OSPINA  - Je pense que j'ai été un peu injuste envers Uribe. En réalité, en Colombie, les pires sont plusieurs et Uribe a fait quelques bonnes choses. Le pays était plus inhabitable quand il est arrivé au pouvoir. On ne peut nier que la tranquillité est revenue dans certaines régions et certains secteurs de la société. Mais ca n’a pas toujours été fait de manière propre. Et puis, il a reçu le pays avec une guerre interne et il a réussi a ajouter trois guerres extérieures. Il est nécessaire que je précise quelque chose : je ne suis pas ennemi du principe de  réélection. Chavez, au Venezuela, a toujours été élu par le peuple. Je ne vois lá aucune atrocité.


OROZCO – Quand vous écrivez que “Chávez entrera  dans la mythologie » c’est une exagération littéraire ou une réalité politique ?


OSPINA - Admettez que toute mythologie  puisse etre une exagération littéraire.  Ce n’est pas moi qui fait de Chavez un mythe, c’est le peuple vénézuélien. Le même jour oú a été publié mon article El Pais, quotidien espagnol, titrait : « le mythe de Chavez comble son vide ». Dire de quelqu'un qu’il entre dans la mythologie, la mythologie latino-américaine, humble, pittoresque, touchante, ne veut pas dire “Louez-le ou censurez le, acquittez-le ou condamnez-le”, cela signifie : reconnaître le poids de sa présence dans l'imaginaire collectif. J'ai parlé d'Eva Peron, de Pedro Paramo, de Frida Kahlo. Chavez n'appartient pas à la bande dessinée, mais á l'histoire latino-américaine et avec sa mort il peut rejoindre d’autres mythes comme José Gregorio Hernandez, Santa Muerte, Che Guevara ou José Alfredo Jimenez (1). Une mythologie dans laquelle n’entreront pas Uribe, Menem ou un patron de multinationale.


OROZCO - En bref, vous êtes un doctrinaire du chavinisme...


OSPINA  - Je n'ai aucune doctrine, il me semble simplement élémentaire que la justice soit avec les humbles.
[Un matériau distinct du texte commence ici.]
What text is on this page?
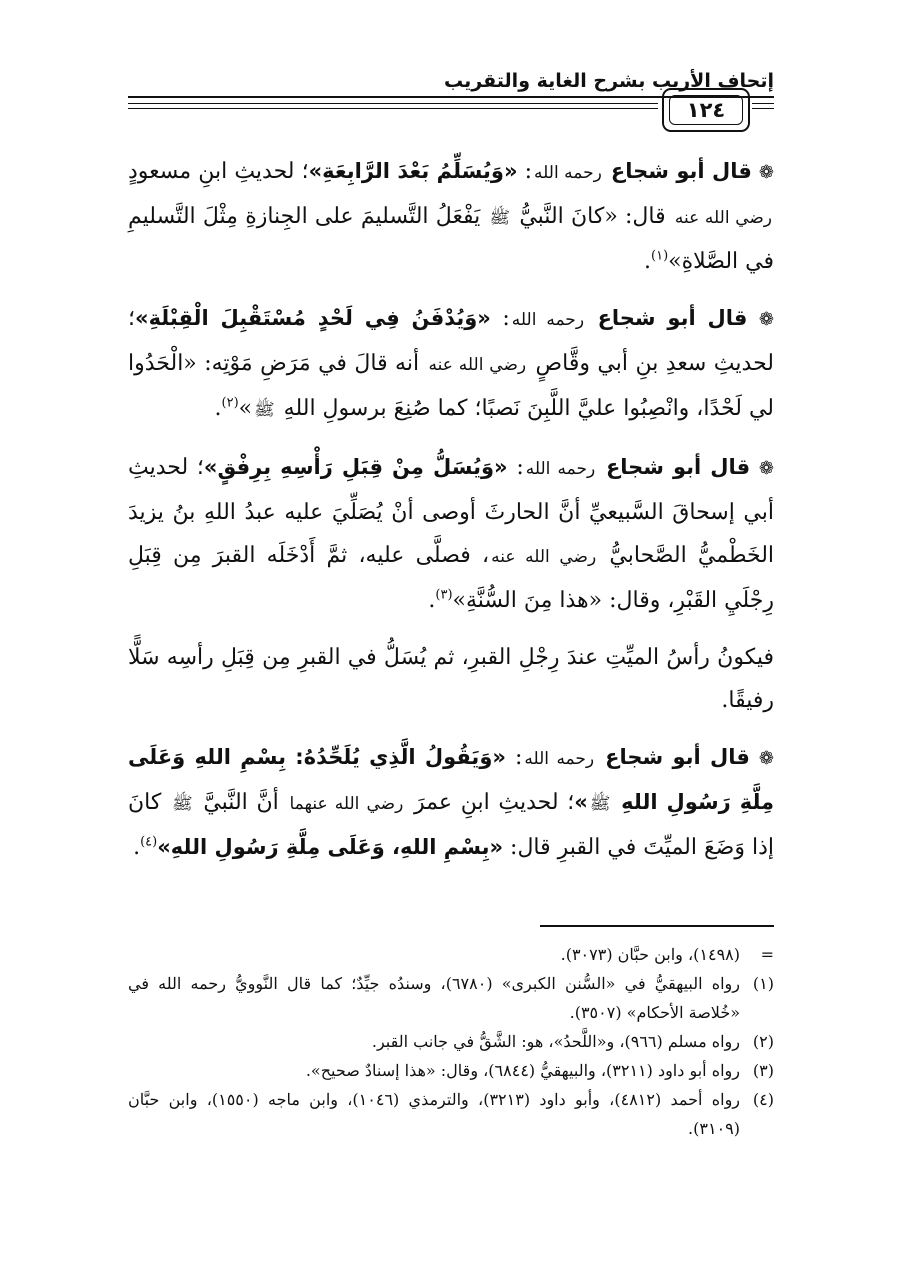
إتحاف الأريب بشرح الغاية والتقريب
١٢٤

❁ قال أبو شجاع رحمه الله: «وَيُسَلِّمُ بَعْدَ الرَّابِعَةِ»؛ لحديثِ ابنِ مسعودٍ رضي الله عنه قال: «كانَ النَّبيُّ ﷺ يَفْعَلُ التَّسليمَ على الجِنازةِ مِثْلَ التَّسليمِ في الصَّلاةِ»$^{(١)}$.

❁ قال أبو شجاع رحمه الله: «وَيُدْفَنُ فِي لَحْدٍ مُسْتَقْبِلَ الْقِبْلَةِ»؛ لحديثِ سعدِ بنِ أبي وقَّاصٍ رضي الله عنه أنه قالَ في مَرَضِ مَوْتِه: «الْحَدُوا لي لَحْدًا، وانْصِبُوا عليَّ اللَّبِنَ نَصبًا؛ كما صُنِعَ برسولِ اللهِ ﷺ»$^{(٢)}$.

❁ قال أبو شجاع رحمه الله: «وَيُسَلُّ مِنْ قِبَلِ رَأْسِهِ بِرِفْقٍ»؛ لحديثِ أبي إسحاقَ السَّبيعيِّ أنَّ الحارثَ أوصى أنْ يُصَلِّيَ عليه عبدُ اللهِ بنُ يزيدَ الخَطْميُّ الصَّحابيُّ رضي الله عنه، فصلَّى عليه، ثمَّ أَدْخَلَه القبرَ مِن قِبَلِ رِجْلَيِ القَبْرِ، وقال: «هذا مِنَ السُّنَّةِ»$^{(٣)}$.

فيكونُ رأسُ الميِّتِ عندَ رِجْلِ القبرِ، ثم يُسَلُّ في القبرِ مِن قِبَلِ رأسِه سَلًّا رفيقًا.

❁ قال أبو شجاع رحمه الله: «وَيَقُولُ الَّذِي يُلَحِّدُهُ: بِسْمِ اللهِ وَعَلَى مِلَّةِ رَسُولِ اللهِ ﷺ»؛ لحديثِ ابنِ عمرَ رضي الله عنهما أنَّ النَّبيَّ ﷺ كانَ إذا وَضَعَ الميِّتَ في القبرِ قال: «بِسْمِ اللهِ، وَعَلَى مِلَّةِ رَسُولِ اللهِ»$^{(٤)}$.

=
(١٤٩٨)، وابن حبَّان (٣٠٧٣).

(١)
رواه البيهقيُّ في «السُّنن الكبرى» (٦٧٨٠)، وسندُه جيِّدٌ؛ كما قال النَّوويُّ رحمه الله في «خُلاصة الأحكام» (٣٥٠٧).

(٢)
رواه مسلم (٩٦٦)، و«اللَّحدُ»، هو: الشَّقُّ في جانب القبر.

(٣)
رواه أبو داود (٣٢١١)، والبيهقيُّ (٦٨٤٤)، وقال: «هذا إسنادٌ صحيح».

(٤)
رواه أحمد (٤٨١٢)، وأبو داود (٣٢١٣)، والترمذي (١٠٤٦)، وابن ماجه (١٥٥٠)، وابن حبَّان (٣١٠٩).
Les riches ont de quoi se défendre,  ils savent mettre leur cri dans le ciel quand une douleur  les affecte. La  Colombie est un puits de douleur presque sans limites pour les personnes qui n'ont pas la possibilité de se faire entendre. C’est bien connu : ce qui se passe pour les riches ne se passe pas pour les pauvres.

Je crois en la possibilité de construire une société plus équitable et je comprends aussi qu'il y ait beaucoup de gens qui se sentent lésés par les changements structurels qui se font au Venezuela.


(…)


OROZCO  - Que pensez-vous du processus de paix engagé avec les Farc ?


OSPINA – Il s’est engagé et se poursuit avec tant de secret  que je crains parfois que nous n’apprenions jamais que nous sommes en paix. Ils peuvent faire taire les canons mais la paix a construire exige une société de coexistence et de reconnaissance, de dignité, de solidarité, pour qu’existe la possibilité de marcher la nuit dans les montagnes, d’avoir aussi  une mémoire partagée, toutes ces choses que les politiciens ne comprennent que trés rarement.

(...)

(1)
Le docteur José Gregorio Hernández Cisneros,1864 / 1919. Il a été à la fois médecin, scientifique et religieux vénézuélien. Solidaire avec les plus pauvres, beaucoup l'ont considéré comme un saint. Il mourut tragiquement á Caracas, renversé par une voiture.

Santa Muerte (Sainte Mort), Santísima Muerte ou encore Doña Sebastiana, est la figure de culte d'un mouvement religieux mexicain.

Diverses églises catholiques et protestantes rejettent et condamnent sa vénération en la considérant comme diabolique. L'église catholique la considère comme une tradition païenne contraire à la croyance chrétienne du Christ vainqueur de la mort.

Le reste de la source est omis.